Convert a big_index into big_shape to a smaller out_index into shape following broadcasting rules. In this case it may be larger or with more dimensions than the shape given. Additional dimensions may need to be mapped to 0 or removed.

Parameters
  • big_index (array-like) -- multidimensional index of bigger tensor

  • big_shape (array-like) -- tensor shape of bigger tensor

  • shape (array-like) -- tensor shape of smaller tensor

  • out_index (array-like) -- multidimensional index of smaller tensor

Returns

Fills in out_index.

Return type

None

You need to revist the following functions implemented in task 2.2 to make sure that broadcast_index is used.

Also note that in our implementation of Function, backward is allowed to return a tensor of shape that is smaller then the input. It will automatically be broadcasted to the larger shape.

minitorch.tensor_map(fn)

CUDA higher-order tensor map function.

fn_map = tensor_map(fn)
fn_map(out, ... )
Parameters
  • fn -- function mappings floats-to-floats to apply.

  • out (array) -- storage for out tensor.

  • out_shape (array) -- shape for out tensor.

  • out_strides (array) -- strides for out tensor.

  • out_size (array) -- size for out tensor.

  • in_storage (array) -- storage for in tensor.

  • in_shape (array) -- shape for in tensor.

  • in_strides (array) -- strides for in tensor.

Returns

Fills in out

Return type

None

minitorch.tensor_zip(fn)

CUDA higher-order tensor zipWith (or map2) function

fn_zip = tensor_zip(fn)
fn_zip(out, ...)
Parameters
  • fn -- function mappings two floats to float to apply.

  • out (array) -- storage for out tensor.

  • out_shape (array) -- shape for out tensor.

  • out_strides (array) -- strides for out tensor.

  • out_size (array) -- size for out tensor.

  • a_storage (array) -- storage for a tensor.

  • a_shape (array) -- shape for a tensor.

  • a_strides (array) -- strides for a tensor.

  • b_storage (array) -- storage for b tensor.

  • b_shape (array) -- shape for b tensor.

  • b_strides (array) -- strides for b tensor.

Returns

Fills in out

Return type

None

minitorch.tensor_reduce(fn)

CUDA higher-order tensor reduce function.

Parameters
  • fn -- reduction function maps two floats to float.

  • out (array) -- storage for out tensor.

  • out_shape (array) -- shape for out tensor.

  • out_strides (array) -- strides for out tensor.

  • out_size (array) -- size for out tensor.

  • a_storage (array) -- storage for a tensor.

  • a_shape (array) -- shape for a tensor.

  • a_strides (array) -- strides for a tensor.

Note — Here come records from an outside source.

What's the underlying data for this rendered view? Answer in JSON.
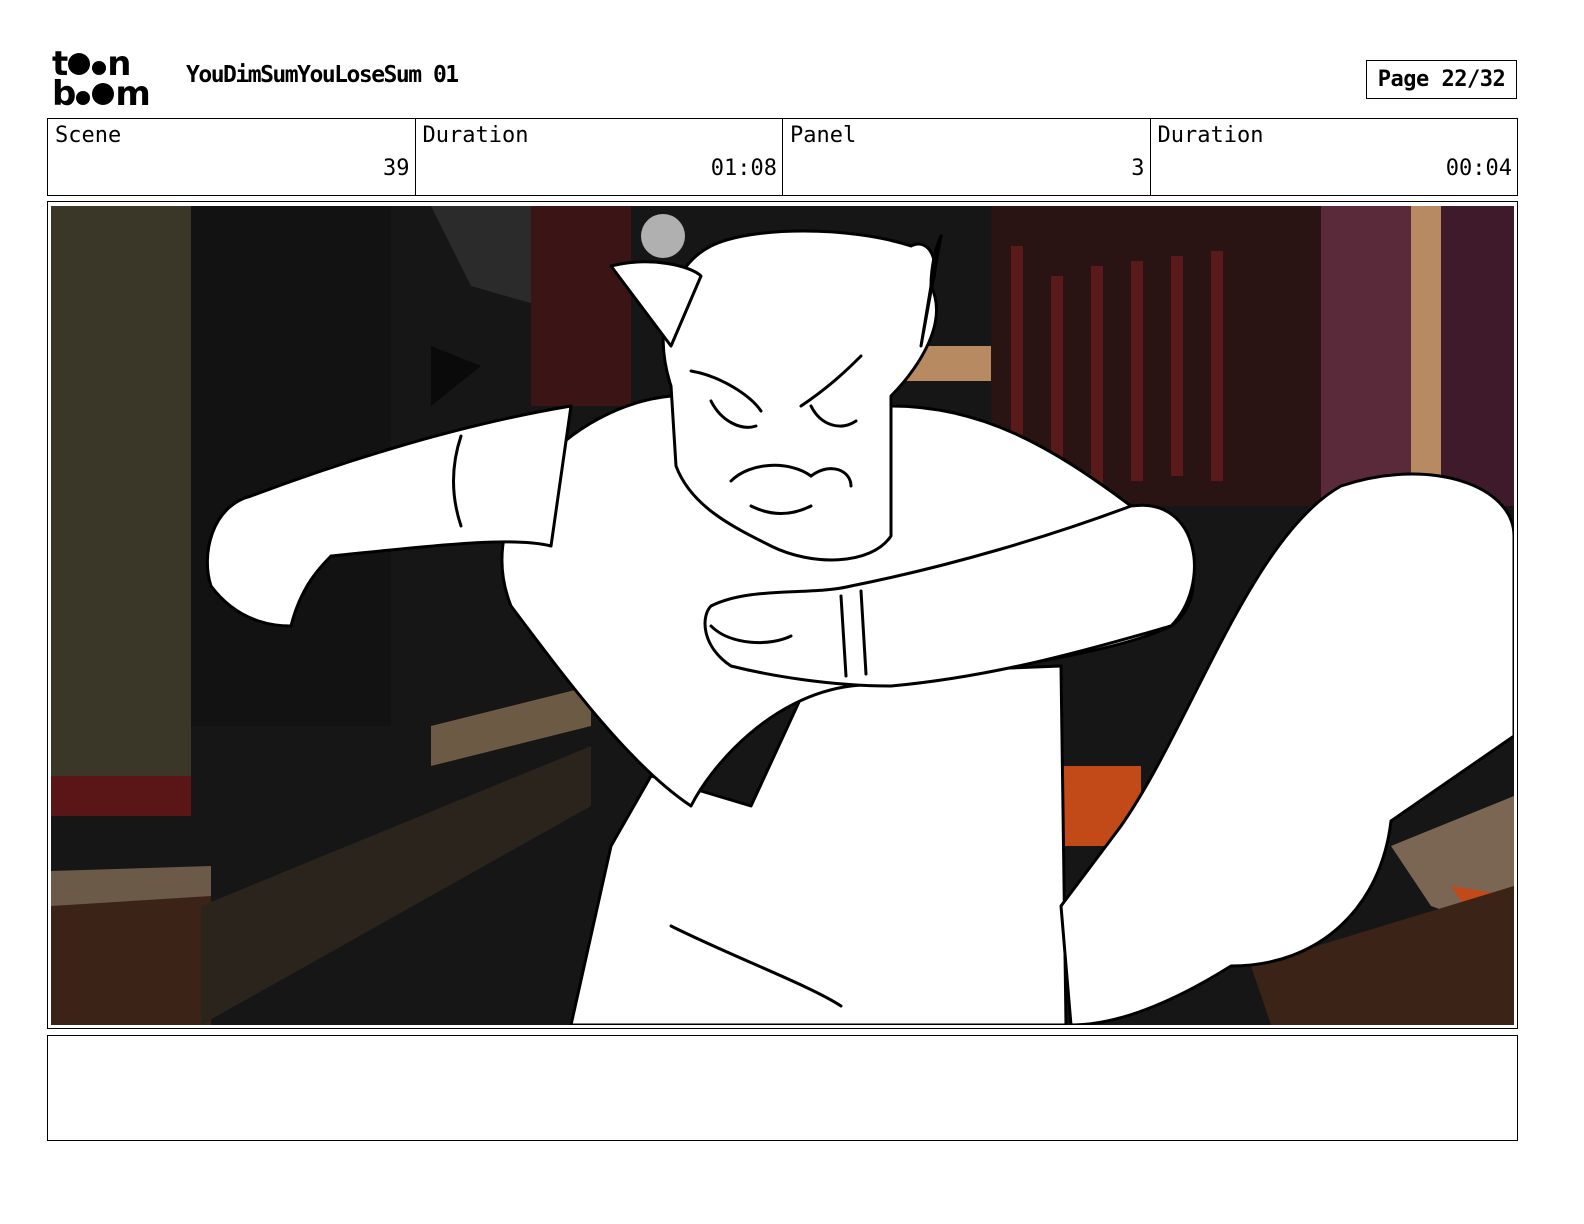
{
  "header": {
    "logo_top": "t",
    "logo_top_end": "n",
    "logo_bottom": "b",
    "logo_bottom_end": "m",
    "title": "YouDimSumYouLoseSum 01",
    "page": "Page 22/32"
  },
  "info": {
    "scene_label": "Scene",
    "scene_value": "39",
    "scene_duration_label": "Duration",
    "scene_duration_value": "01:08",
    "panel_label": "Panel",
    "panel_value": "3",
    "panel_duration_label": "Duration",
    "panel_duration_value": "00:04"
  },
  "notes": {
    "text": ""
  }
}
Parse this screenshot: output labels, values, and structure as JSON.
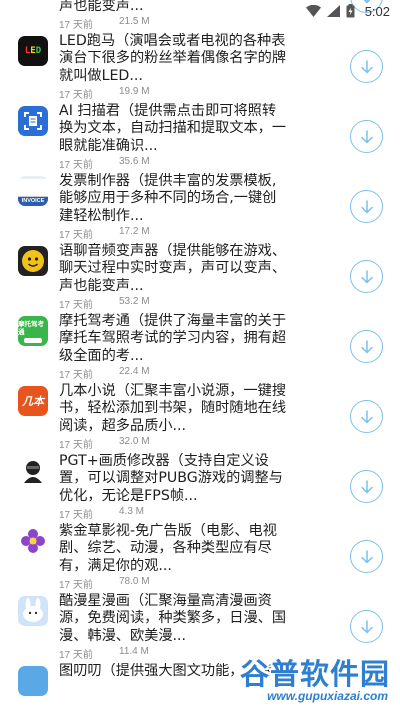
{
  "status_bar": {
    "time": "5:02",
    "icons": [
      "wifi-icon",
      "signal-icon",
      "battery-icon"
    ]
  },
  "apps": [
    {
      "icon": "voice-changer-icon",
      "icon_color": "#8a4fd8",
      "desc": "语聊音频变声器（提供能够在游戏、聊天过程中实时变声，声可以变声、声也能变声...",
      "date": "17 天前",
      "size": "21.5 M"
    },
    {
      "icon": "led-marquee-icon",
      "icon_color": "#111111",
      "icon_text": "LED",
      "desc": "LED跑马（演唱会或者电视的各种表演台下很多的粉丝举着偶像名字的牌就叫做LED...",
      "date": "17 天前",
      "size": "19.9 M"
    },
    {
      "icon": "ai-scanner-icon",
      "icon_color": "#2a6fd6",
      "desc": "AI 扫描君（提供需点击即可将照转换为文本，自动扫描和提取文本，一眼就能准确识...",
      "date": "17 天前",
      "size": "35.6 M"
    },
    {
      "icon": "invoice-icon",
      "icon_color": "#2b5fae",
      "icon_text": "INVOICE",
      "desc": "发票制作器（提供丰富的发票模板,能够应用于多种不同的场合,一键创建轻松制作...",
      "date": "17 天前",
      "size": "17.2 M"
    },
    {
      "icon": "voice-face-icon",
      "icon_color": "#f3c21a",
      "desc": "语聊音频变声器（提供能够在游戏、聊天过程中实时变声，声可以变声、声也能变声...",
      "date": "17 天前",
      "size": "53.2 M"
    },
    {
      "icon": "moto-exam-icon",
      "icon_color": "#39b54a",
      "icon_text": "摩托驾考通",
      "desc": "摩托驾考通（提供了海量丰富的关于摩托车驾照考试的学习内容，拥有超级全面的考...",
      "date": "17 天前",
      "size": "22.4 M"
    },
    {
      "icon": "novel-icon",
      "icon_color": "#e8541e",
      "icon_text": "几本",
      "desc": "几本小说（汇聚丰富小说源，一键搜书，轻松添加到书架，随时随地在线阅读，超多品质小...",
      "date": "17 天前",
      "size": "32.0 M"
    },
    {
      "icon": "pgt-icon",
      "icon_color": "#ffffff",
      "desc": "PGT+画质修改器（支持自定义设置，可以调整对PUBG游戏的调整与优化，无论是FPS帧...",
      "date": "17 天前",
      "size": "4.3 M"
    },
    {
      "icon": "flower-icon",
      "icon_color": "#8e44c8",
      "desc": "紫金草影视-免广告版（电影、电视剧、综艺、动漫，各种类型应有尽有，满足你的观...",
      "date": "17 天前",
      "size": "78.0 M"
    },
    {
      "icon": "manga-icon",
      "icon_color": "#b9d8f5",
      "desc": "酷漫星漫画（汇聚海量高清漫画资源，免费阅读，种类繁多，日漫、国漫、韩漫、欧美漫...",
      "date": "17 天前",
      "size": "11.4 M"
    },
    {
      "icon": "partial-icon",
      "icon_color": "#5aa8e6",
      "desc": "图叨叨（提供强大图文功能，支持...",
      "date": "17 天前",
      "size": ""
    }
  ],
  "watermark": {
    "title": "谷普软件园",
    "url": "www.gupuxiazai.com"
  }
}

  • reduce_dim (int) -- dimension to reduce out

Returns

Fills in out

Return type

None

Task 2.5: Training

If your code works you should now be able to move on to the tensor training script in project/run_tensor.py. This code runs the same basic training setup as in Module 1 - Auto-Differentiation, but now utilize your tensor code.

Todo

Implement the missing forward functions in project/run_tensor.py. They should do exactly the same thing as the corresponding functions in project/run_scalar.py, but now use the tensor code base.

  • Train a tensor model and add your results for all datasets to the README.

  • Record the time per epoch reported by the trainer. (It is okay if it is slow).